Dr. Gagangeet Singh Aujla is an Assistant Professor of Computer Science at Durham University. Before this, he worked as a post-doctoral research associate at Newcastle University, a research associate at Thapar University (India), a visiting researcher at University of Klagenfurt (Austria) and on various academic positions for more than a decade. He received his PhD degree from the Thapar University (India), Master and Bachelor degrees from the Punjab Technical University (India). For his contributions to the area of scalable and sustainable computing, he was awarded the 2018 IEEE TCSC Outstanding PhD Dissertation Award of Excellence. The main theme of his research is energy-efficient, reconfigurable, resilient and intelligent surfaces (smart city, smart grid, IoT-Edge-Cloud systems, healthcare systems, transportation systems). To develop himself as a researcher, he worked on various research projects awarded by EPSRC, the Department of Science and Technology (India), and Austrian Federal Ministry of Education, Science and Research. This facilitated his collaboration with international researchers from the UK, US, Canada, Australia, China, Austria, Brazil, and India. Together, the group published several research papers in the fields of software-defined networking, energy-efficient cloud data centres, edge-cloud computing, blockchain, particularly focusing on the creation of reconfigurable, resilient and intelligent surfaces.
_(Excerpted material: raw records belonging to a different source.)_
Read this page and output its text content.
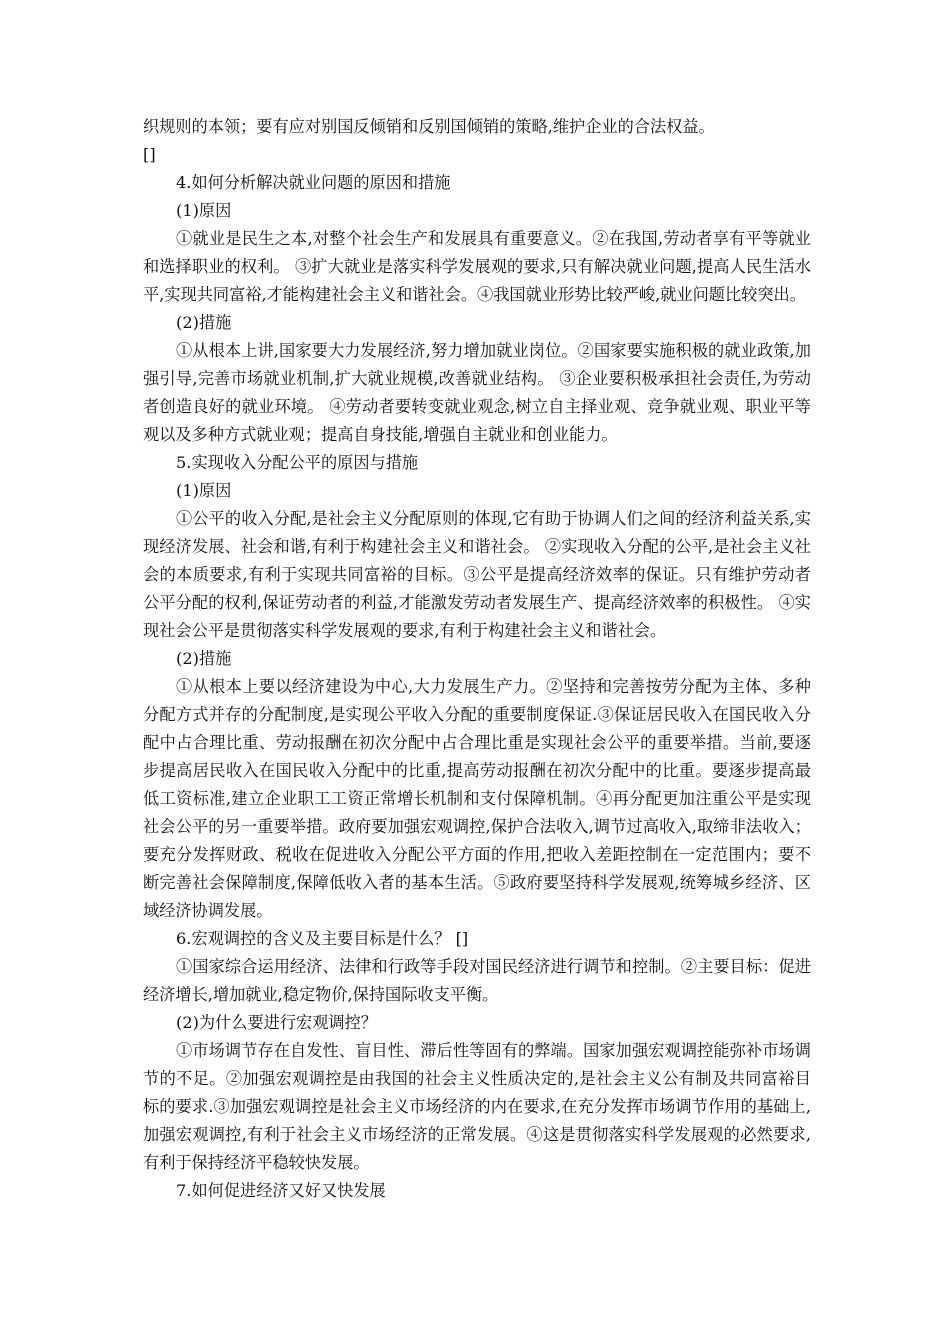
织规则的本领；要有应对别国反倾销和反别国倾销的策略,维护企业的合法权益。

[]

4.如何分析解决就业问题的原因和措施

(1)原因

①就业是民生之本,对整个社会生产和发展具有重要意义。②在我国,劳动者享有平等就业和选择职业的权利。 ③扩大就业是落实科学发展观的要求,只有解决就业问题,提高人民生活水平,实现共同富裕,才能构建社会主义和谐社会。④我国就业形势比较严峻,就业问题比较突出。

(2)措施

①从根本上讲,国家要大力发展经济,努力增加就业岗位。②国家要实施积极的就业政策,加强引导,完善市场就业机制,扩大就业规模,改善就业结构。 ③企业要积极承担社会责任,为劳动者创造良好的就业环境。 ④劳动者要转变就业观念,树立自主择业观、竞争就业观、职业平等观以及多种方式就业观；提高自身技能,增强自主就业和创业能力。

5.实现收入分配公平的原因与措施

(1)原因

①公平的收入分配,是社会主义分配原则的体现,它有助于协调人们之间的经济利益关系,实现经济发展、社会和谐,有利于构建社会主义和谐社会。 ②实现收入分配的公平,是社会主义社会的本质要求,有利于实现共同富裕的目标。③公平是提高经济效率的保证。只有维护劳动者公平分配的权利,保证劳动者的利益,才能激发劳动者发展生产、提高经济效率的积极性。 ④实现社会公平是贯彻落实科学发展观的要求,有利于构建社会主义和谐社会。

(2)措施

①从根本上要以经济建设为中心,大力发展生产力。②坚持和完善按劳分配为主体、多种分配方式并存的分配制度,是实现公平收入分配的重要制度保证.③保证居民收入在国民收入分配中占合理比重、劳动报酬在初次分配中占合理比重是实现社会公平的重要举措。当前,要逐步提高居民收入在国民收入分配中的比重,提高劳动报酬在初次分配中的比重。要逐步提高最低工资标准,建立企业职工工资正常增长机制和支付保障机制。④再分配更加注重公平是实现社会公平的另一重要举措。政府要加强宏观调控,保护合法收入,调节过高收入,取缔非法收入；要充分发挥财政、税收在促进收入分配公平方面的作用,把收入差距控制在一定范围内；要不断完善社会保障制度,保障低收入者的基本生活。⑤政府要坚持科学发展观,统筹城乡经济、区域经济协调发展。

6.宏观调控的含义及主要目标是什么？ []

①国家综合运用经济、法律和行政等手段对国民经济进行调节和控制。②主要目标：促进经济增长,增加就业,稳定物价,保持国际收支平衡。

(2)为什么要进行宏观调控？

①市场调节存在自发性、盲目性、滞后性等固有的弊端。国家加强宏观调控能弥补市场调节的不足。②加强宏观调控是由我国的社会主义性质决定的,是社会主义公有制及共同富裕目标的要求.③加强宏观调控是社会主义市场经济的内在要求,在充分发挥市场调节作用的基础上,加强宏观调控,有利于社会主义市场经济的正常发展。④这是贯彻落实科学发展观的必然要求,有利于保持经济平稳较快发展。

7.如何促进经济又好又快发展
He led his team organizing workshops (SecSDN and BlockSecSDN) in conjunction with different IEEE Communication Society conferences like IEEE Infocom, IEEE Globecom, IEEE ICC, and many more. Contributing to the research community, he is serving as Associate Editor for Ad-hoc Networks and Topic Editor for Sensors, a Guest Editor for IEEE Transaction on Industrial Informatics, IEEE Network, Neural Computing and Applications (Springer), Computer Communications (Elsevier), and Transactions on Emerging Telecommunications (Wiley).